When studying for a doctoral degree (PhD), candidates submit a thesis that provides a critical review of the current state of knowledge of the thesis subject as well as the student’s own contributions to the subject. The distinguishing criterion of doctoral graduate research is a significant and original contribution to knowledge.
Once accepted, the candidate presents the thesis orally. This oral exam is open to the public.
Abstract
Continual Learning (CL) aims to enable models to learn from a sequence of tasks without forgetting previously acquired knowledge, an ability that is much needed in real-world scenarios where data and system requirements evolve over time. Traditional machine learning models are typically trained once on a fixed dataset, but CL offers a more efficient paradigm, updating models incrementally as new tasks arise, avoiding the need to retrain from scratch. However, CL faces significant challenges, such as catastrophic forgetting, where models lose performance on earlier tasks when adapting to new ones. This thesis proposes to advance CL by addressing these core challenges and developing methods for highly constrained scenarios, where access to past data is limited or unavailable.
The first research focus is on understanding catastrophic forgetting, with a particular emphasis on how neural representations evolve as new tasks are introduced. This work investigates the reliability of current metrics, such as Centered Kernel Alignment (CKA), in tracking representation changes and proposes novel methods for more accurate measurement of forgetting.
The second area of study involves developing CL methods for restricted scenarios, particularly in cases where replaying past data is not feasible due to privacy concerns or proprietary restrictions. This research introduces Model Breadcrumbs, a method that merges pre-existing fine-tuned models into a multi-task model without requiring access to their original training data.
Lastly, this thesis introduces prompt migration as a new challenge in large language model (LLM) based products.

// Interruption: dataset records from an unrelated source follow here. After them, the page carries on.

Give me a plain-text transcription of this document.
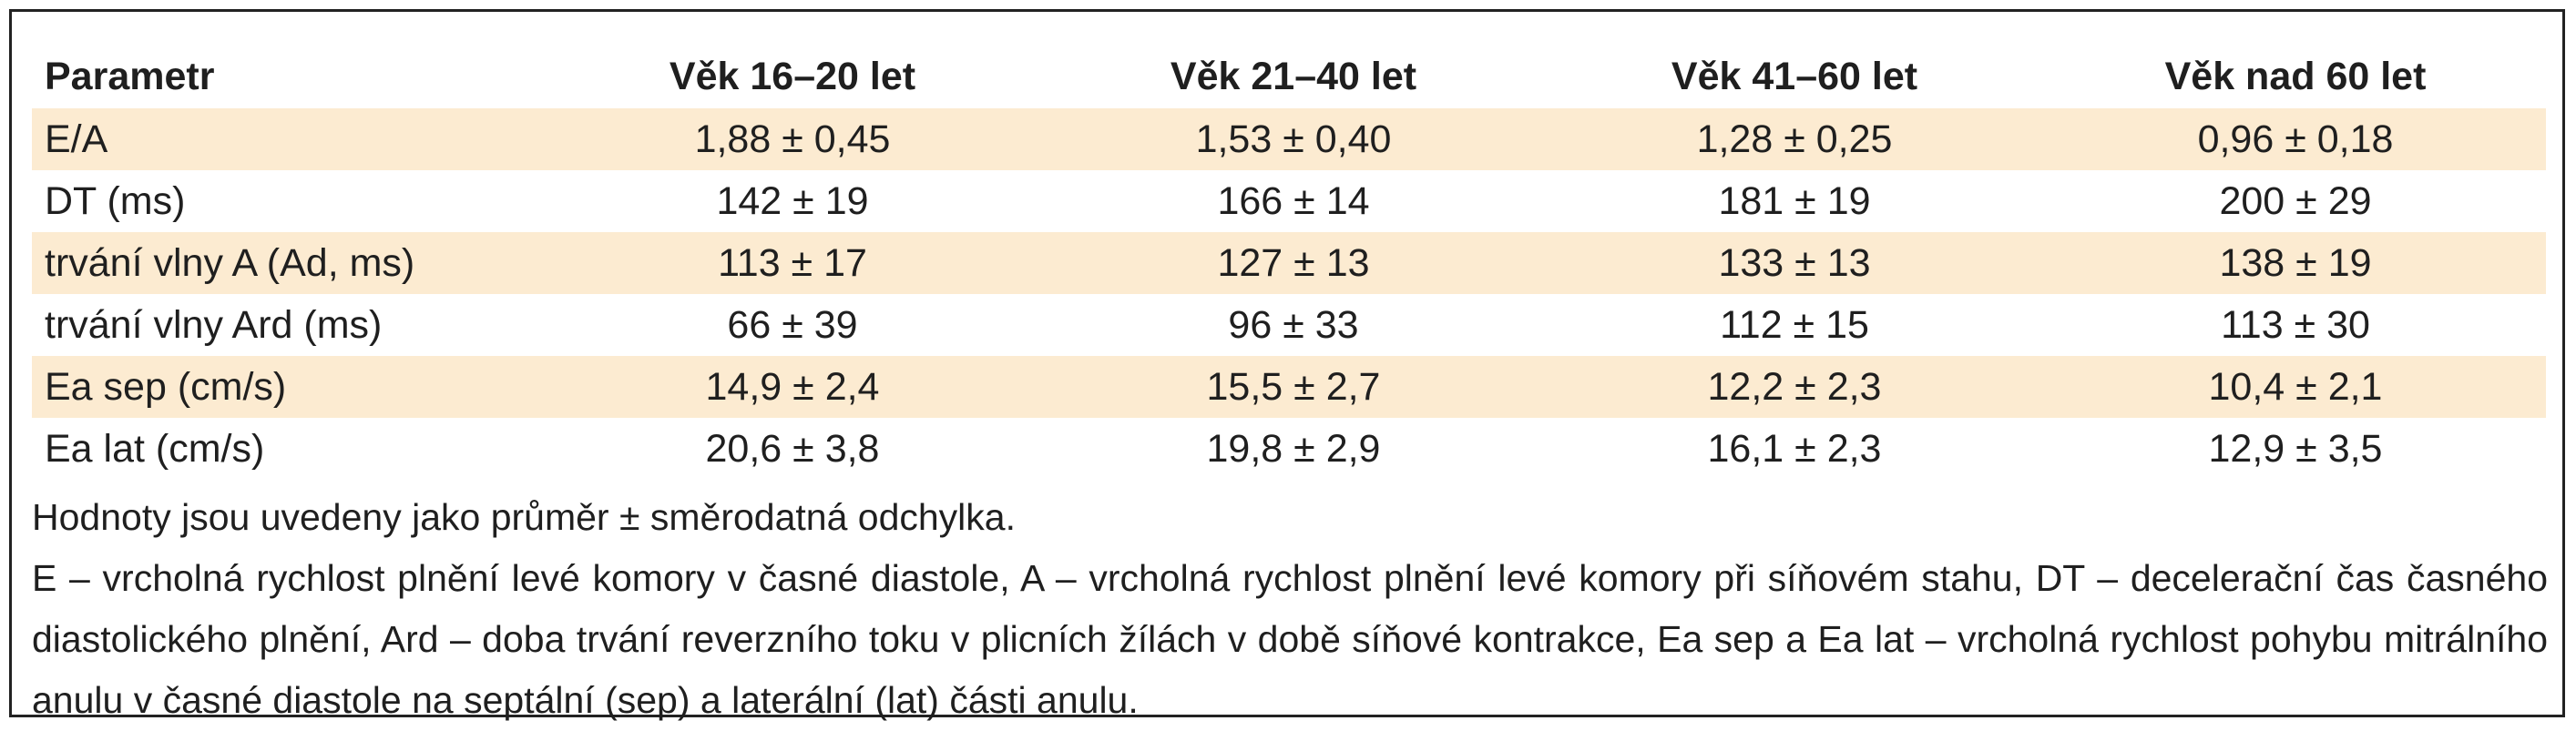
Parametr	Věk 16–20 let	Věk 21–40 let	Věk 41–60 let	Věk nad 60 let
E/A	1,88 ± 0,45	1,53 ± 0,40	1,28 ± 0,25	0,96 ± 0,18
DT (ms)	142 ± 19	166 ± 14	181 ± 19	200 ± 29
trvání vlny A (Ad, ms)	113 ± 17	127 ± 13	133 ± 13	138 ± 19
trvání vlny Ard (ms)	66 ± 39	96 ± 33	112 ± 15	113 ± 30
Ea sep (cm/s)	14,9 ± 2,4	15,5 ± 2,7	12,2 ± 2,3	10,4 ± 2,1
Ea lat (cm/s)	20,6 ± 3,8	19,8 ± 2,9	16,1 ± 2,3	12,9 ± 3,5

Hodnoty jsou uvedeny jako průměr ± směrodatná odchylka.

E – vrcholná rychlost plnění levé komory v časné diastole, A – vrcholná rychlost plnění levé komory při síňovém stahu, DT – decelerační čas časného diastolického plnění, Ard – doba trvání reverzního toku v plicních žílách v době síňové kontrakce, Ea sep a Ea lat – vrcholná rychlost pohybu mitrálního anulu v časné diastole na septální (sep) a laterální (lat) části anulu.
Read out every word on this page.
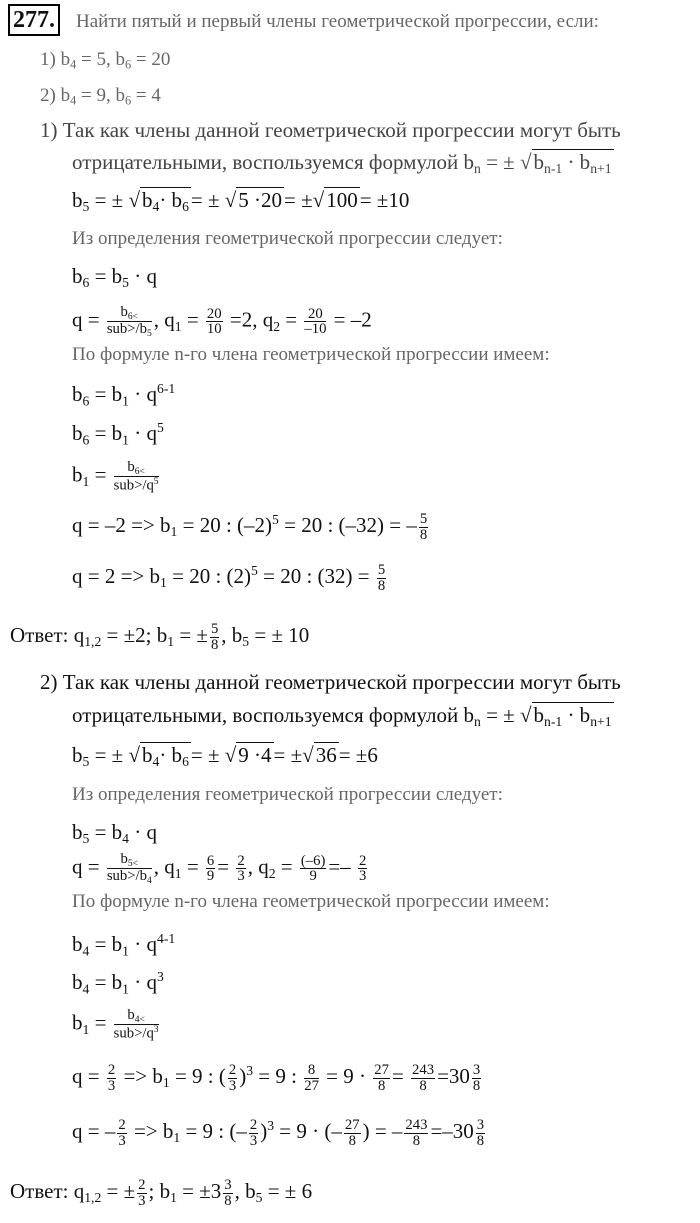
277. Найти пятый и первый члены геометрической прогрессии, если:
1) $b_4 = 5$, $b_6 = 20$
2) $b_4 = 9$, $b_6 = 4$
1) Так как члены данной геометрической прогрессии могут быть
отрицательными, воспользуемся формулой $b_n$ = ± $√b_{n-1} \cdot b_{n+1}$
$b_5$ = ± $√b_4\cdot b_6= \pm √5 \cdot 20= \pm√100= \pm 10$
Из определения геометрической прогрессии следует:
$b_6 = b_5 \cdot q$
$q = \frac{b_{6<}}{sub>/b_5}$ , $q_1 = \frac{20}{10} =2$, $q_2 = \frac{20}{-10} = -2$
По формуле n-го члена геометрической прогрессии имеем:
$b_6 = b_1 \cdot q^{6-1}$
$b_6 = b_1 \cdot q^5$
$b_1 = \frac{b_{6<}}{sub>/q^5}$
$q = -2 => b_1 = 20$ : $(-2)^5 = 20$ : (–32) = – $\frac{5}{8}$
$q = 2 => b_1 = 20$ : $(2)^5 = 20$ : $(32) = \frac{5}{8}$
Ответ: $q_{1,2} = \pm 2$; $b_1$ = ± $\frac{5}{8}$ , $b_5$ = ± 10
2) Так как члены данной геометрической прогрессии могут быть
отрицательными, воспользуемся формулой $b_n$ = ± $√b_{n-1} \cdot b_{n+1}$
$b_5$ = ± $√b_4\cdot b_6= \pm √9 \cdot 4= \pm√36= \pm 6$
Из определения геометрической прогрессии следует:
$b_5 = b_4 \cdot q$
$q = \frac{b_{5<}}{sub>/b_4}$ , $q_1 = \frac{6}{9} = \frac{2}{3}$ , $q_2 = \frac{(-6)}{9} =- \frac{2}{3}$
По формуле n-го члена геометрической прогрессии имеем:
$b_4 = b_1 \cdot q^{4-1}$
$b_4 = b_1 \cdot q^3$
$b_1 = \frac{b_{4<}}{sub>/q^3}$
$q = \frac{2}{3} => b_1 = 9$ : ( $\frac{2}{3} )^3 = 9$ : $\frac{8}{27} = 9 \cdot \frac{27}{8} = \frac{243}{8} =30 \frac{3}{8}$
q = – $\frac{2}{3} => b_1 = 9$ : (– $\frac{2}{3} )^3 = 9$ · (– $\frac{27}{8}$ ) = – $\frac{243}{8} =-30 \frac{3}{8}$
Ответ: $q_{1,2}$ = ± $\frac{2}{3}$ ; $b_1 = \pm 3 \frac{3}{8}$ , $b_5$ = ± 6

Prompt migration focuses on adapting prompts that work well for one LLM to a different LLM, without re-optimization or access to internal model parameters. Drawing parallels with CL, prompt migration is crucial for maintaining performance across LLMs as businesses increasingly switch between providers, LLM version, and architectures. The research explores how CL principles, such as incremental adaptation without retraining, can be applied to solve the problem of efficient prompt migration.
By addressing these interconnected challenges, this thesis aims to contribute novel methodologies that extend the applicability of CL to real-world constrained scenarios, improving both computational efficiency and adaptability in dynamic environments.